The $5 million increase in general, administrative, and other expenses primarily reflected the following 2011 items: a $5 million performance cure payment for one property, a $2 million increase in the guarantee reserve for one property, and the write-off of contract acquisition costs totaling $2 million for two properties, partially offset by a favorable variance from the $4 million contract acquisition cost impairment charge recorded in 2010, further detailed in the “2010 Compared to 2009” discussion that follows.

Cost reimbursements revenue and expenses associated with our North American Full-Service Lodging segment properties totaled $4,862 million in 2011, compared to $4,587 million in 2010.

2010 Compared to 2009

In 2010, across our North American Full-Service Lodging segment we added 20 properties (7,591 rooms) and 5 properties (1,541 rooms) left the system.

In 2010, RevPAR for comparable company-operated North American Full-Service properties increased by 4.3 percent to $107.86, occupancy for these properties increased by 2.8 percentage points to 69.1 percent, and average daily rates increased by 0.1 percent to $156.14.

The $49 million increase in segment results, compared to 2009, primarily reflected $22 million of higher base management and franchise fees, $10 million of higher incentive management fees, $8 million of lower general, administrative, and other expenses, and $8 million of higher owned, leased, and other revenue net of direct expenses.

The $22 million of higher base management and franchise fees primarily reflected increased RevPAR and unit growth as well as franchise fees from new properties added to the Autograph Collection.
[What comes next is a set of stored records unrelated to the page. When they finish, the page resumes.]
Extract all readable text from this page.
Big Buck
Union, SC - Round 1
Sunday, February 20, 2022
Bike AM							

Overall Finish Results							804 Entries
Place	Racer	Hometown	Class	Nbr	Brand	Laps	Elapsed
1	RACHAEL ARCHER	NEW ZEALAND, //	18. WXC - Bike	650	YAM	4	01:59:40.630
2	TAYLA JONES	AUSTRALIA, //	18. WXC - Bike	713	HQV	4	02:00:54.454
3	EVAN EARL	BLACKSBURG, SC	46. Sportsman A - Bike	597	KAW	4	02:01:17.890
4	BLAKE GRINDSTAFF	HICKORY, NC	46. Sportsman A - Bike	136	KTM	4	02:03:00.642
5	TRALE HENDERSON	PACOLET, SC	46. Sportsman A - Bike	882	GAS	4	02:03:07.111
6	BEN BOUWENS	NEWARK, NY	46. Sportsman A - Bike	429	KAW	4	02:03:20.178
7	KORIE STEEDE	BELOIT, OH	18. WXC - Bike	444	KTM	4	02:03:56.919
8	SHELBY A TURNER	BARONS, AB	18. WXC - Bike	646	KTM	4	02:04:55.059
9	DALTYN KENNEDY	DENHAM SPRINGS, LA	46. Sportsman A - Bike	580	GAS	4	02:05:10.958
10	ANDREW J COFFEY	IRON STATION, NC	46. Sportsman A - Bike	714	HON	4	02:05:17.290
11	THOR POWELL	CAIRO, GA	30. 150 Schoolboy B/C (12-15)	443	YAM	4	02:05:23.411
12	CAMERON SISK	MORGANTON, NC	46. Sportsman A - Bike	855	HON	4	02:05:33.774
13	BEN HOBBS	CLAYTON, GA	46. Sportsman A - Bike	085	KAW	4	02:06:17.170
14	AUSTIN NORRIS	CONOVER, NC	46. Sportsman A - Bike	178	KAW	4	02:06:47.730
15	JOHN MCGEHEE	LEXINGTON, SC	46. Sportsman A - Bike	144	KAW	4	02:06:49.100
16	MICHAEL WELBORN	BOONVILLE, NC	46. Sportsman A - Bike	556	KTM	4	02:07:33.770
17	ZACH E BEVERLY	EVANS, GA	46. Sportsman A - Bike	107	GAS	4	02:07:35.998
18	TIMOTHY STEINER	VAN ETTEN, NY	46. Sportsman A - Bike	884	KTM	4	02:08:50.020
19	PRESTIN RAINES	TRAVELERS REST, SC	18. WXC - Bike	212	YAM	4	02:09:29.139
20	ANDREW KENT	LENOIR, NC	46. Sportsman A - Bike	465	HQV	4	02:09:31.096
The $10 million increase in incentive management fees was largely due to higher property-level revenue and continued tight property-level cost controls favorably impacting house profit margins.
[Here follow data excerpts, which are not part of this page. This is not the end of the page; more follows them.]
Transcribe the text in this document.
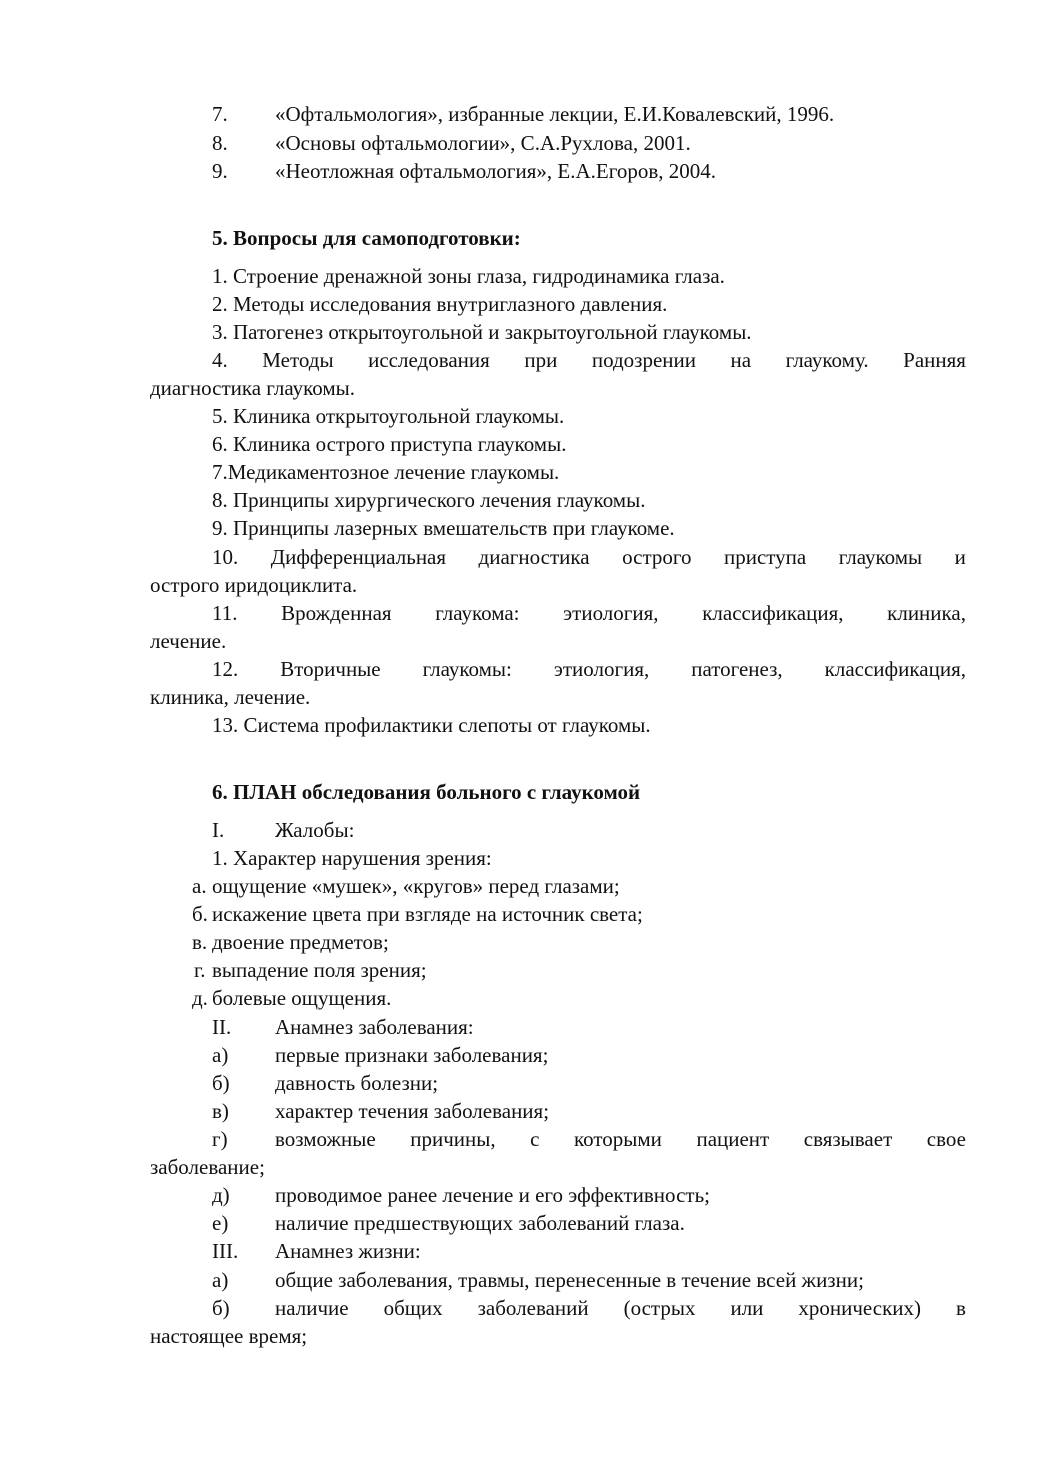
7. «Офтальмология», избранные лекции, Е.И.Ковалевский, 1996.
8. «Основы офтальмологии», С.А.Рухлова, 2001.
9. «Неотложная офтальмология», Е.А.Егоров, 2004.
5. Вопросы для самоподготовки:
1. Строение дренажной зоны глаза, гидродинамика глаза.
2. Методы исследования внутриглазного давления.
3. Патогенез открытоугольной и закрытоугольной глаукомы.
4. Методы исследования при подозрении на глаукому. Ранняя
диагностика глаукомы.
5. Клиника открытоугольной глаукомы.
6. Клиника острого приступа глаукомы.
7.Медикаментозное лечение глаукомы.
8. Принципы хирургического лечения глаукомы.
9. Принципы лазерных вмешательств при глаукоме.
10. Дифференциальная диагностика острого приступа глаукомы и
острого иридоциклита.
11. Врожденная глаукома: этиология, классификация, клиника,
лечение.
12. Вторичные глаукомы: этиология, патогенез, классификация,
клиника, лечение.
13. Система профилактики слепоты от глаукомы.
6. ПЛАН обследования больного с глаукомой
I. Жалобы:
1. Характер нарушения зрения:
а. ощущение «мушек», «кругов» перед глазами;
б. искажение цвета при взгляде на источник света;
в. двоение предметов;
г. выпадение поля зрения;
д. болевые ощущения.
II. Анамнез заболевания:
а) первые признаки заболевания;
б) давность болезни;
в) характер течения заболевания;
г) возможные причины, с которыми пациент связывает свое
заболевание;
д) проводимое ранее лечение и его эффективность;
е) наличие предшествующих заболеваний глаза.
III. Анамнез жизни:
а) общие заболевания, травмы, перенесенные в течение всей жизни;
б) наличие общих заболеваний (острых или хронических) в
настоящее время;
The $8 million increase in owned, leased, and other revenue net of direct expenses is primarily due to stronger results driven by higher RevPAR and property-level margins.

The $8 million decrease in general, administrative, and other expenses primarily reflected favorable variances from an $8 million impairment charge related to the write-off of contract acquisition costs for one property, a $7 million charge for a security deposit, both of which we deemed unrecoverable in 2009, and a $3 million reversal of a completion guarantee accrual because we satisfied the related guarantee release requirements in 2010. These favorable variances were partially offset by $7 million in net 2010 other cost increases, primarily reflecting incentive compensation, as well as a $4 million contract acquisition cost impairment charge recorded in the 2010 fourth quarter because we expected that a management agreement associated with one property would be terminated early in 2011 in conjunction with a change in property ownership.

Cost reimbursements revenue and expenses associated with our North American Full-Service Lodging segment properties totaled $4,587 million in 2010, compared to $4,333 million in 2009.